Y: Descending wave is caused by passive ventricular filling after the opening of the tricuspid valve.
What is the PCWP/PAOP (Pulmonary Capillary Wedge Pressure/Pulmonary Artery Occlusion Pressure)? How is it measured?
PCWP/PAOP is an indirect estimate of left atrial pressure. A catheter is passed through the right side of the heart, into the pulmonary vessels where it measures the changing pressures.
PCWP may be used as a surrogate of the left atrial pressure and therefore LVEDP.
Give a short definition of: A. Cardiac output B. Stroke volume C. Preload D. Afterload E. Contractility
A. CO = SV x HR
B. Ejected volume of blood from LV with every contraction. Dependent on afterload, preload + contractility.
C. The initial length of the cardiac muscle fibre before contraction begins. (LVEDP for LV, CVP for RV).
D. The tension which needs to be generated in cardiac muscle fibre before shortening will occur (SVR).
E. Intrinsic ability of cardiac muscle fibres to do work with a given preload and afterload. (Extrinsic factors: preload and afterload, Intrinsic factors: autonomic nervous activity, catecholamine levels).
What does the Frank-staling law describe? Draw a graph comparing CO (l/min, y) to LVEDP (mmHg, x), with a curve for inotropy, one for normal and one for failure.
The strenght of cardiac contraction is dependent upon the initial fibre length.

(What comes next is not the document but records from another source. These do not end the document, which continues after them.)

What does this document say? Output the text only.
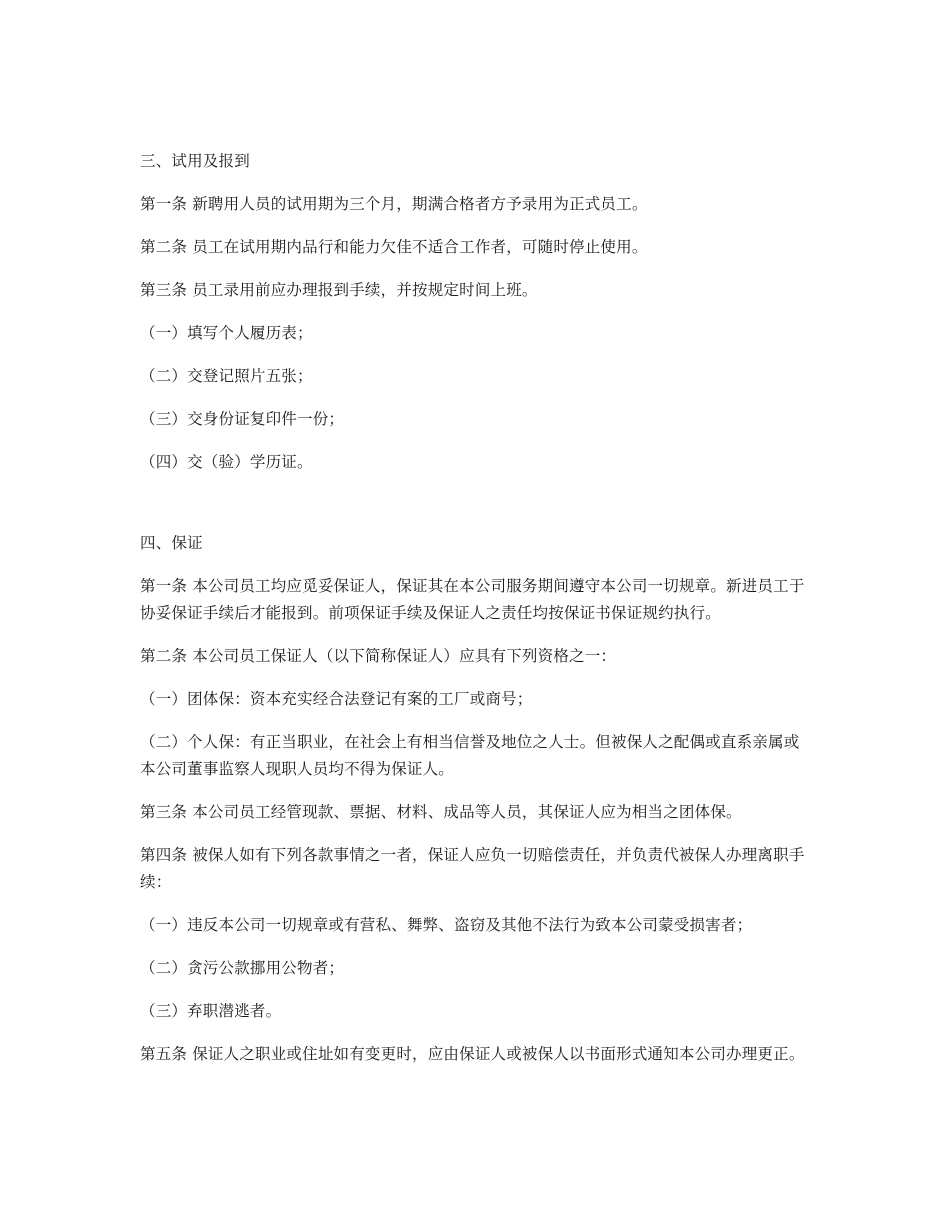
三、试用及报到

第一条 新聘用人员的试用期为三个月，期满合格者方予录用为正式员工。

第二条 员工在试用期内品行和能力欠佳不适合工作者，可随时停止使用。

第三条 员工录用前应办理报到手续，并按规定时间上班。

（一）填写个人履历表；

（二）交登记照片五张；

（三）交身份证复印件一份；

（四）交（验）学历证。

四、保证

第一条 本公司员工均应觅妥保证人，保证其在本公司服务期间遵守本公司一切规章。新进员工于协妥保证手续后才能报到。前项保证手续及保证人之责任均按保证书保证规约执行。

第二条 本公司员工保证人（以下简称保证人）应具有下列资格之一：

（一）团体保：资本充实经合法登记有案的工厂或商号；

（二）个人保：有正当职业，在社会上有相当信誉及地位之人士。但被保人之配偶或直系亲属或本公司董事监察人现职人员均不得为保证人。

第三条 本公司员工经管现款、票据、材料、成品等人员，其保证人应为相当之团体保。

第四条 被保人如有下列各款事情之一者，保证人应负一切赔偿责任，并负责代被保人办理离职手续：

（一）违反本公司一切规章或有营私、舞弊、盗窃及其他不法行为致本公司蒙受损害者；

（二）贪污公款挪用公物者；

（三）弃职潜逃者。

第五条 保证人之职业或住址如有变更时，应由保证人或被保人以书面形式通知本公司办理更正。
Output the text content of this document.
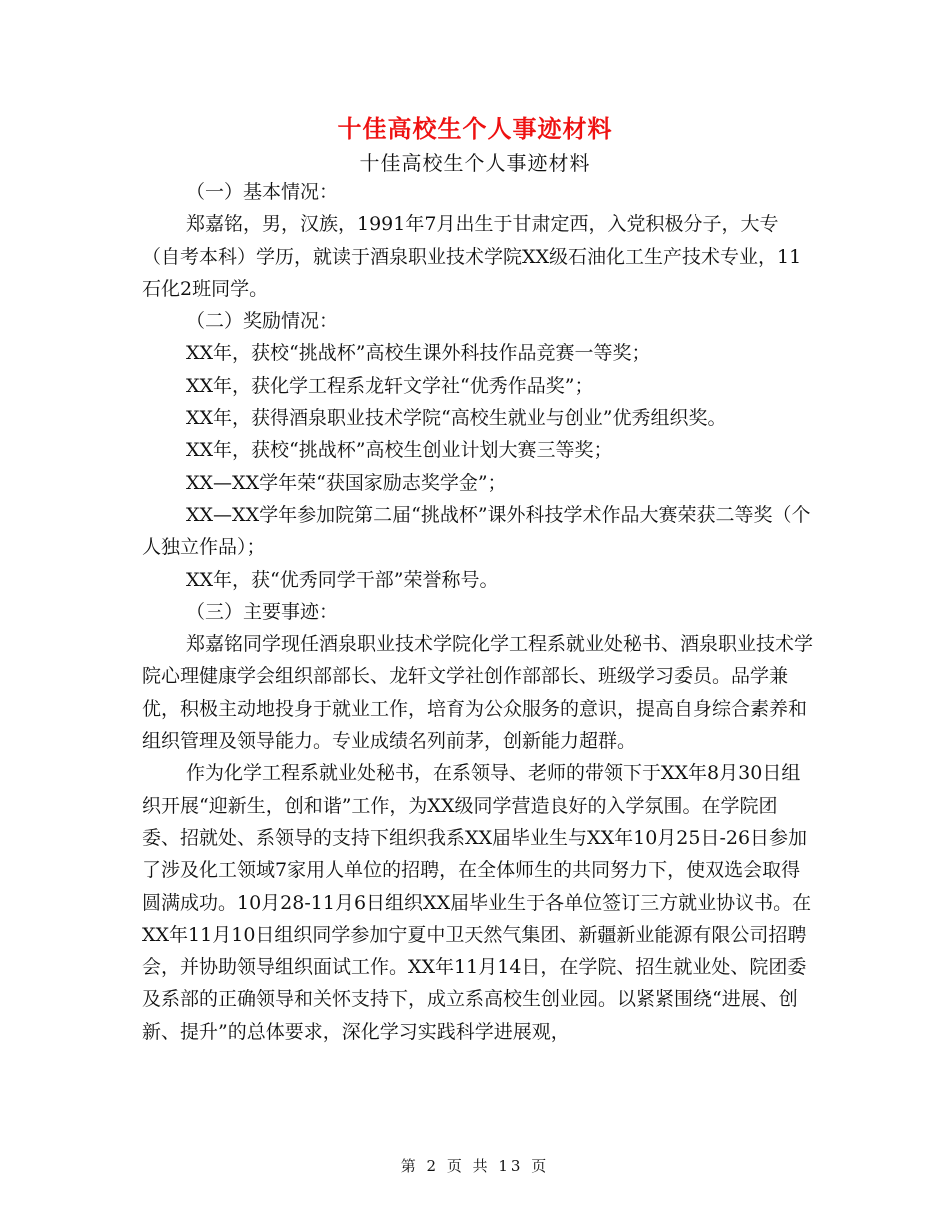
十佳高校生个人事迹材料
十佳高校生个人事迹材料

（一）基本情况：

郑嘉铭，男，汉族，1991年7月出生于甘肃定西，入党积极分子，大专（自考本科）学历，就读于酒泉职业技术学院XX级石油化工生产技术专业，11石化2班同学。

（二）奖励情况：

XX年，获校“挑战杯”高校生课外科技作品竞赛一等奖；

XX年，获化学工程系龙轩文学社“优秀作品奖”；

XX年，获得酒泉职业技术学院“高校生就业与创业”优秀组织奖。

XX年，获校“挑战杯”高校生创业计划大赛三等奖；

XX—XX学年荣“获国家励志奖学金”；

XX—XX学年参加院第二届“挑战杯”课外科技学术作品大赛荣获二等奖（个人独立作品）；

XX年，获“优秀同学干部”荣誉称号。

（三）主要事迹：

郑嘉铭同学现任酒泉职业技术学院化学工程系就业处秘书、酒泉职业技术学院心理健康学会组织部部长、龙轩文学社创作部部长、班级学习委员。品学兼优，积极主动地投身于就业工作，培育为公众服务的意识，提高自身综合素养和组织管理及领导能力。专业成绩名列前茅，创新能力超群。

作为化学工程系就业处秘书，在系领导、老师的带领下于XX年8月30日组织开展“迎新生，创和谐”工作，为XX级同学营造良好的入学氛围。在学院团委、招就处、系领导的支持下组织我系XX届毕业生与XX年10月25日-26日参加了涉及化工领域7家用人单位的招聘，在全体师生的共同努力下，使双选会取得圆满成功。10月28-11月6日组织XX届毕业生于各单位签订三方就业协议书。在XX年11月10日组织同学参加宁夏中卫天然气集团、新疆新业能源有限公司招聘会，并协助领导组织面试工作。XX年11月14日，在学院、招生就业处、院团委及系部的正确领导和关怀支持下，成立系高校生创业园。以紧紧围绕“进展、创新、提升”的总体要求，深化学习实践科学进展观，

第 2 页 共 13 页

Normal: LVEDP may be used as a measure of preload or initial fibre length. CO increases as LVEDP increases until a maximum is reached. This is because there is an optimal degree of overlap of the muscle filaments and increasing the fibre length increases the effective overlap and therefore contraction.
Inotropy: Draw a curve below and to the right of the ‘normal’ curve, this demonstrates that for any given LVEDP, the resultant cardiac output is greater.
Failure: Draw this curve below and to the right of the ‘normal’ curve. Highlight the fall in cardiac output at high LVEDP by drawing a curve that falls back towards baseline at these values. This occurs when cardiac muscle fibers are overstretched.